Sie hatte ihn, ohne mit der Wimper zu zucken, zurecht gewiesen. Vor versammelter Lehrerschaft hatte sie ihm den Kopf gewaschen. Ihm gesagt, wie arrogant und Oberlehrerhaft er rüber kam und ihm mit einem süffisanten Grinsen im Gesicht erklärt, das er sich jegliche Widerrede sparen könnte und das er ihr eh keine Punkte mehr abziehen könnte. Dann hatte sie sich umgedreht und war hocherhobenen Hauptes davon gegangen. Sie hatte ihn, puterrot im Gesicht, einfach stehen lassen.
Und er? Er stand wie angewurzelt immer noch am selben Fleck und starrte ihr hinterher.
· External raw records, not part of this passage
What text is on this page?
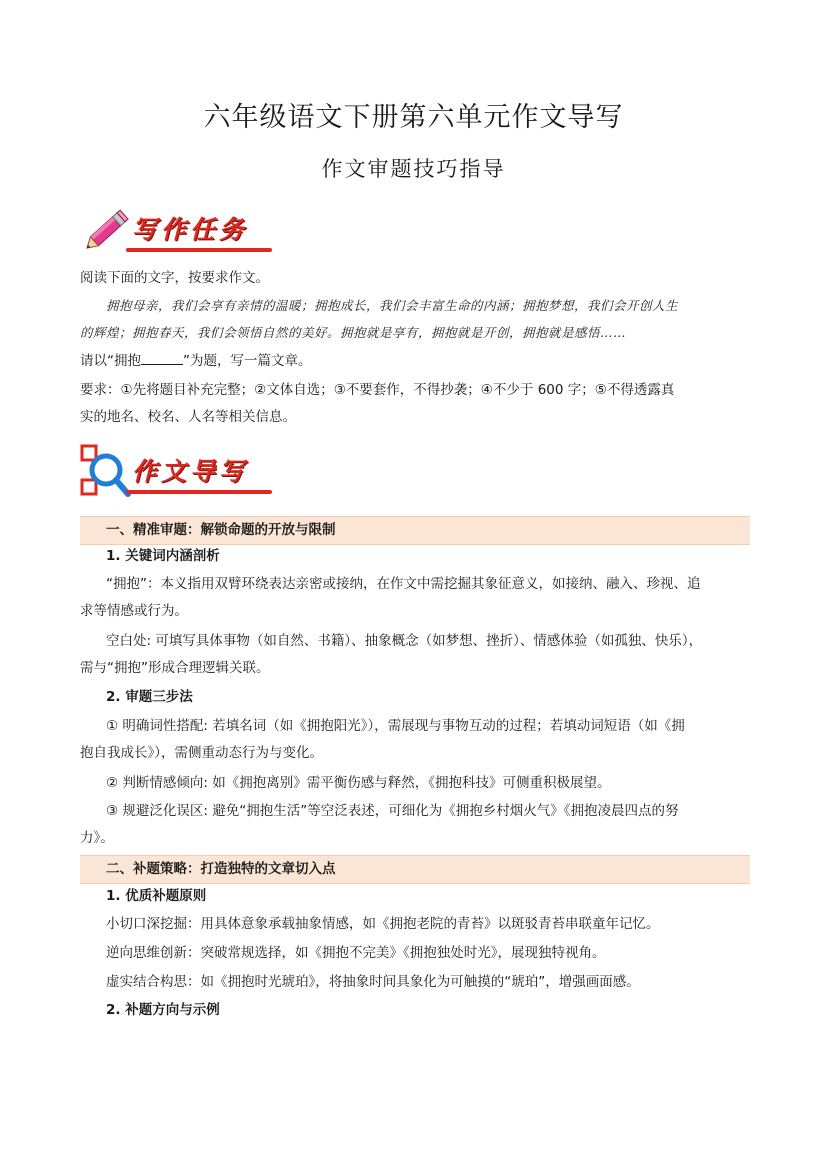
六年级语文下册第六单元作文导写
作文审题技巧指导
写作任务

阅读下面的文字，按要求作文。

拥抱母亲，我们会享有亲情的温暖；拥抱成长，我们会丰富生命的内涵；拥抱梦想，我们会开创人生

的辉煌；拥抱春天，我们会领悟自然的美好。拥抱就是享有，拥抱就是开创，拥抱就是感悟……

请以“拥抱	”为题，写一篇文章。

要求：①先将题目补充完整；②文体自选；③不要套作，不得抄袭；④不少于 600 字；⑤不得透露真

实的地名、校名、人名等相关信息。

作文导写
一、精准审题：解锁命题的开放与限制
1. 关键词内涵剖析

“拥抱”：本义指用双臂环绕表达亲密或接纳，在作文中需挖掘其象征意义，如接纳、融入、珍视、追

求等情感或行为。

空白处: 可填写具体事物（如自然、书籍）、抽象概念（如梦想、挫折）、情感体验（如孤独、快乐），

需与“拥抱”形成合理逻辑关联。

2. 审题三步法

① 明确词性搭配: 若填名词（如《拥抱阳光》），需展现与事物互动的过程；若填动词短语（如《拥

抱自我成长》），需侧重动态行为与变化。

② 判断情感倾向: 如《拥抱离别》需平衡伤感与释然，《拥抱科技》可侧重积极展望。

③ 规避泛化误区: 避免“拥抱生活”等空泛表述，可细化为《拥抱乡村烟火气》《拥抱凌晨四点的努

力》。

二、补题策略：打造独特的文章切入点
1. 优质补题原则

小切口深挖掘：用具体意象承载抽象情感，如《拥抱老院的青苔》以斑驳青苔串联童年记忆。

逆向思维创新：突破常规选择，如《拥抱不完美》《拥抱独处时光》，展现独特视角。

虚实结合构思：如《拥抱时光琥珀》，将抽象时间具象化为可触摸的“琥珀”，增强画面感。

2. 补题方向与示例
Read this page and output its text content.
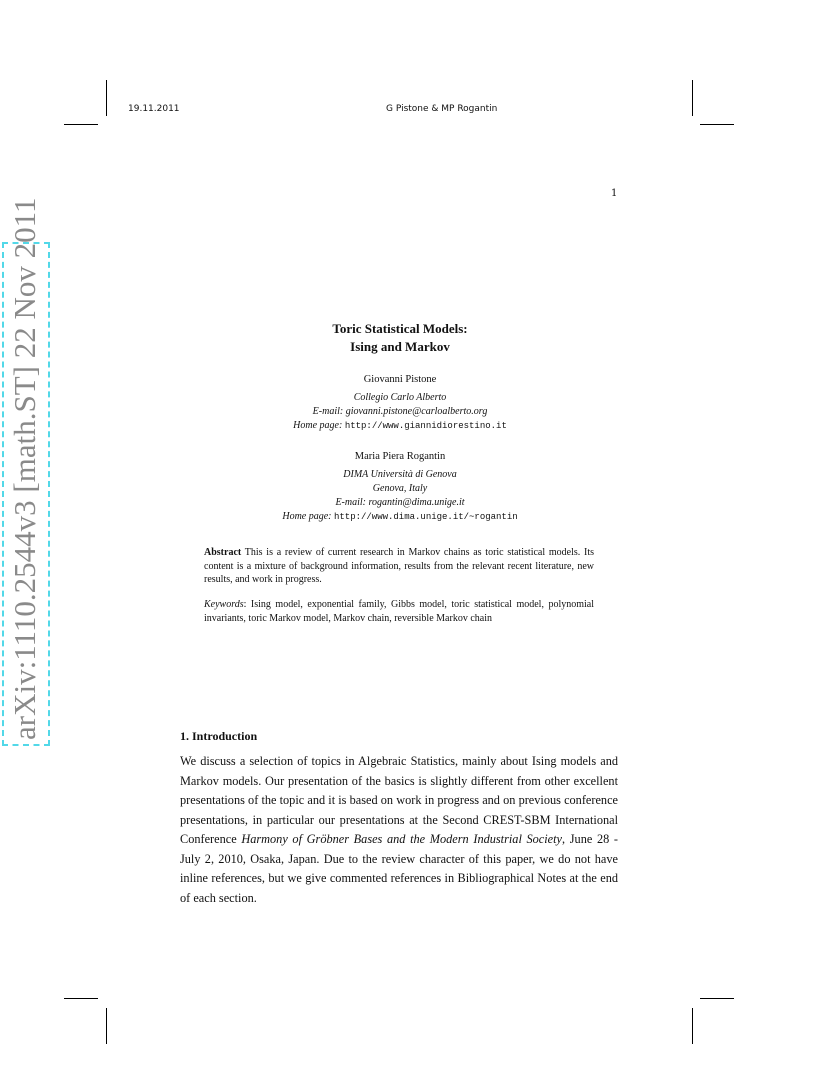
19.11.2011	G Pistone & MP Rogantin
1
arXiv:1110.2544v3 [math.ST] 22 Nov 2011	Toric Statistical Models:
Ising and Markov
Giovanni Pistone
Collegio Carlo Alberto
E-mail: giovanni.pistone@carloalberto.org
Home page: http://www.giannidiorestino.it
Maria Piera Rogantin
DIMA Università di Genova
Genova, Italy
E-mail: rogantin@dima.unige.it
Home page: http://www.dima.unige.it/~rogantin
Abstract This is a review of current research in Markov chains as toric statistical models. Its content is a mixture of background information, results from the relevant recent literature, new results, and work in progress.
Keywords: Ising model, exponential family, Gibbs model, toric statistical model, polynomial invariants, toric Markov model, Markov chain, reversible Markov chain
1. Introduction
We discuss a selection of topics in Algebraic Statistics, mainly about Ising models and Markov models. Our presentation of the basics is slightly different from other excellent presentations of the topic and it is based on work in progress and on previous conference presentations, in particular our presentations at the Second CREST-SBM International Conference Harmony of Gröbner Bases and the Modern Industrial Society, June 28 - July 2, 2010, Osaka, Japan. Due to the review character of this paper, we do not have inline references, but we give commented references in Bibliographical Notes at the end of each section.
Nein, er starrte in die Leere, denn sie war schon längst um die nächste Ecke gebogen. Erst als Minerva sich räusperte erwachte er aus seiner Starre. Sie wollte ihm freundschaftlich die Hand auf die Schulter legen, doch er wimmelte sie ab. Er setzte sich in Bewegung und lief, mit sich aufbauschender Robe, in die Richtung, in der sie verschwunden war.
Das Schlimmste an dieser Situation war, das er ihr noch nicht einmal böse sein konnte. Innerlich breitete sich ein Grinsen in ihm aus. Sie hatte Recht. Sie hatte ja so Recht. Er bewunderte ihren Mut. Diese Frau hatte ihm die Stirn geboten. Couragiert war sie ihm entgegen getreten, hatte ihre Arme vor der Brust verschränkt und ihm ohne Scheu in die Augen gesehen. Braun traf auf schwarz und ihre Lider zuckten nicht ein einziges Mal. Er war es, der den Blickkontakt unterbrach, weil das Verlangen, sie einfach an sich zu ziehen und zu küssen, übermächtig in ihm wurde.
Er rauschte um die Ecke, doch sie war längst verschwunden. Fast schon ein bisschen enttäuscht verlangsamte er seine Schritte. In Gedanken versunken schritt er den Gang entlang. Diese kleine Hexe brachte ihn noch um den Verstand. Als wenn es nicht gereicht hätte, das sie ihm während ihrer Schulzeit auf den Geist ging. Nein, jetzt – zehn Jahre später – trieb sie ihn immer noch zur Weißglut. Er lächelte. Sie war eine starke Frau. Vor allem aber war sie eine Frau, die keine Angst vor ihm hatte. Sie nahm kein Blatt vor den Mund, wenn sie mit ihm sprach. Ihre Meinung sagte sie frei heraus und stand auch dazu. Wenn sie mit einer Behauptung falsch lag, hatte sie keine Probleme das zuzugeben. Fehler konnte sie eingestehen und sie war sich auch nicht zu schade sich zu entschuldigen, wenn sie Unrecht hatte. Die gryffindorsche Hexe imponierte ihm und das mehr als ihm lieb war.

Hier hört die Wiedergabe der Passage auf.